Il faudrait parler de la précieuse alliance qu’il tisse entre la raison et le cœur. Cette place que le scientifique expérimentateur, homme de raison, d’argumentation, de démonstration, accorde au cœur qu’il juge en définitive plus décisif quant aux choix engageant notre destinée, est aussi quelque chose qui nous le rend proche, humain. Dans nos rapports avec autrui et avec Dieu, le cœur importe plus que la raison ; le cœur appartient à un autre ordre, plus élevé que celui de la raison.
J’ajouterai pour conclure que je suis aussi attiré chez Pascal par le fait que la pensée et la vie, la philosophie et l’existence sont inséparables, comme elles le seront, dans un tout autre registre, chez un penseur-écrivain comme Nietzsche. Pascal pense et donne à penser. Je vois dans ses Pensées la grande source de la philosophie de l’esprit et de la philosophie de l’existence, comme, sur le plan du langage, il est la grande source de la poésie cachée dans la prose, de la poésie de témoignage.
5 – Vous dites que Pascal est moraliste, polémiste, théologien, exégète, scientifique, poète, penseur, mystique. Parmi ces différents aspects, desquels vous sentez-vous le plus proche ?

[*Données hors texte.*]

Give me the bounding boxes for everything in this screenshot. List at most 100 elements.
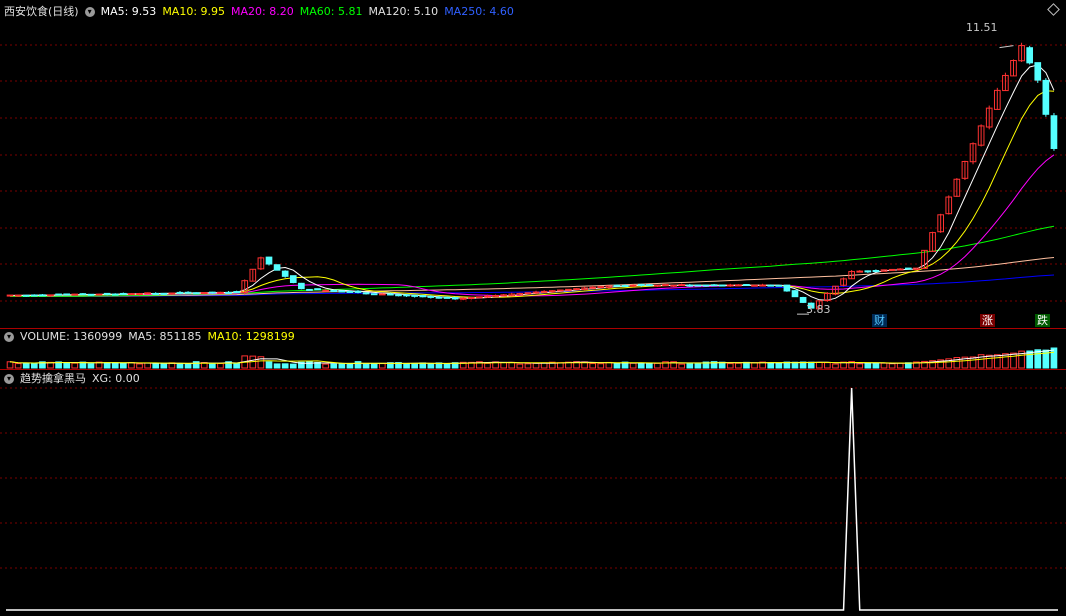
candle-body: [856, 270, 864, 273]
volume-bar: [6, 361, 14, 369]
marker-cai[interactable]: 财: [872, 314, 887, 327]
candle-body: [589, 286, 597, 289]
volume-bar: [654, 362, 661, 369]
stock-title: 西安饮食(日线): [4, 5, 79, 18]
marker-zhang[interactable]: 涨: [980, 314, 995, 327]
candle-body: [136, 293, 143, 296]
volume-bar: [524, 363, 532, 369]
volume-bar: [338, 363, 346, 369]
ma-line-ma120: [10, 257, 1055, 297]
high-arrow: [999, 45, 1014, 49]
volume-bar: [856, 363, 864, 369]
ma250-readout: MA250: 4.60: [444, 5, 514, 18]
candle-body: [888, 268, 896, 271]
candle-body: [128, 293, 135, 296]
candle-body: [14, 294, 22, 297]
candle-body: [759, 284, 766, 287]
ma10-readout: MA10: 9.95: [162, 5, 226, 18]
high-price-label: 11.51: [966, 21, 998, 34]
ma-line-ma20: [9, 154, 1055, 297]
candle-body: [338, 290, 346, 293]
candle-body: [200, 292, 208, 295]
candle-body: [678, 284, 686, 287]
volume-bar: [22, 362, 30, 369]
volume-bar: [160, 363, 168, 369]
candle-body: [451, 297, 459, 300]
candle-body: [152, 292, 160, 295]
candle-body: [306, 288, 313, 291]
candle-body: [39, 294, 46, 297]
volume-bar: [192, 361, 200, 369]
candle-body: [160, 292, 168, 295]
volume-bar: [265, 361, 273, 369]
volume-bar: [1002, 353, 1009, 369]
candle-body: [443, 296, 451, 299]
candle-body: [735, 284, 742, 287]
candle-body: [896, 268, 904, 271]
volume-bar: [751, 362, 758, 369]
candle-body: [273, 264, 281, 271]
xg-indicator-line: [6, 387, 1058, 611]
candle-body: [435, 296, 443, 299]
volume-bar: [103, 362, 111, 369]
volume-ma5-readout: MA5: 851185: [128, 330, 202, 343]
indicator-dropdown-icon[interactable]: ▾: [4, 374, 14, 384]
candle-body: [411, 294, 418, 297]
volume-bar: [637, 362, 645, 369]
candle-body: [209, 291, 216, 294]
candle-body: [710, 284, 718, 287]
volume-bar: [128, 362, 135, 369]
volume-bar: [767, 362, 775, 369]
candle-body: [298, 282, 305, 290]
volume-bar: [686, 362, 694, 369]
volume-bar: [605, 361, 613, 369]
volume-bar: [832, 363, 839, 369]
candle-body: [646, 284, 653, 287]
volume-bar: [233, 363, 240, 369]
candle-body: [548, 290, 556, 293]
volume-bar: [378, 363, 386, 369]
candle-body: [476, 296, 483, 299]
candle-body: [22, 294, 30, 297]
volume-bar: [281, 363, 289, 369]
candle-body: [168, 292, 176, 295]
pane-separator-bottom: [0, 369, 1066, 370]
candle-body: [144, 292, 151, 295]
candle-body: [751, 284, 758, 287]
volume-header: ▾ VOLUME: 1360999 MA5: 851185 MA10: 1298…: [4, 329, 301, 345]
volume-bar: [532, 362, 540, 369]
candle-body: [670, 284, 677, 287]
marker-die[interactable]: 跌: [1035, 314, 1050, 327]
main-chart-header: 西安饮食(日线) ▾ MA5: 9.53 MA10: 9.95 MA20: 8.…: [4, 4, 520, 20]
candle-body: [120, 292, 127, 295]
candle-body: [573, 288, 580, 291]
volume-bar: [807, 361, 815, 369]
volume-bar: [815, 361, 823, 369]
candle-body: [484, 295, 491, 298]
chart-canvas: [0, 42, 1066, 611]
volume-bar: [888, 363, 896, 369]
candle-body: [289, 275, 297, 283]
volume-ma10-readout: MA10: 1298199: [207, 330, 295, 343]
volume-bar: [589, 363, 597, 369]
indicator-header: ▾ 趋势擒拿黑马 XG: 0.00: [4, 371, 146, 387]
candle-body: [743, 284, 750, 287]
dropdown-circle-icon[interactable]: ▾: [84, 7, 95, 17]
candle-body: [459, 297, 467, 300]
candle-body: [791, 290, 799, 298]
volume-bar: [136, 363, 143, 369]
volume-dropdown-icon[interactable]: ▾: [4, 332, 14, 342]
volume-bar: [273, 363, 281, 369]
volume-bar: [30, 362, 38, 369]
volume-bar: [864, 362, 872, 369]
volume-bar: [370, 363, 378, 369]
volume-bar: [896, 362, 904, 369]
candle-body: [1050, 115, 1058, 149]
candle-body: [176, 291, 184, 294]
volume-bar: [726, 363, 734, 369]
volume-bar: [597, 363, 605, 369]
volume-bar: [484, 362, 491, 369]
volume-bar: [144, 362, 151, 369]
volume-bar: [985, 354, 993, 369]
candle-body: [621, 285, 629, 288]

On pourrait ajouter aussi Pascal inventeur, pensons à la machine arithmétique, spirituel comme en témoignent, entre autres, les remarquables Lettres à Mlle de Roannez, ou encore, Pascal traducteur, n’oublions pas que des pages entières des Pensées telles qu’elles nous sont parvenues sont constituées de traductions des prophètes, traductions qui, par leur densité, leur force, nous laissent regretter qu’il n’ait pas traduit toute la Bible.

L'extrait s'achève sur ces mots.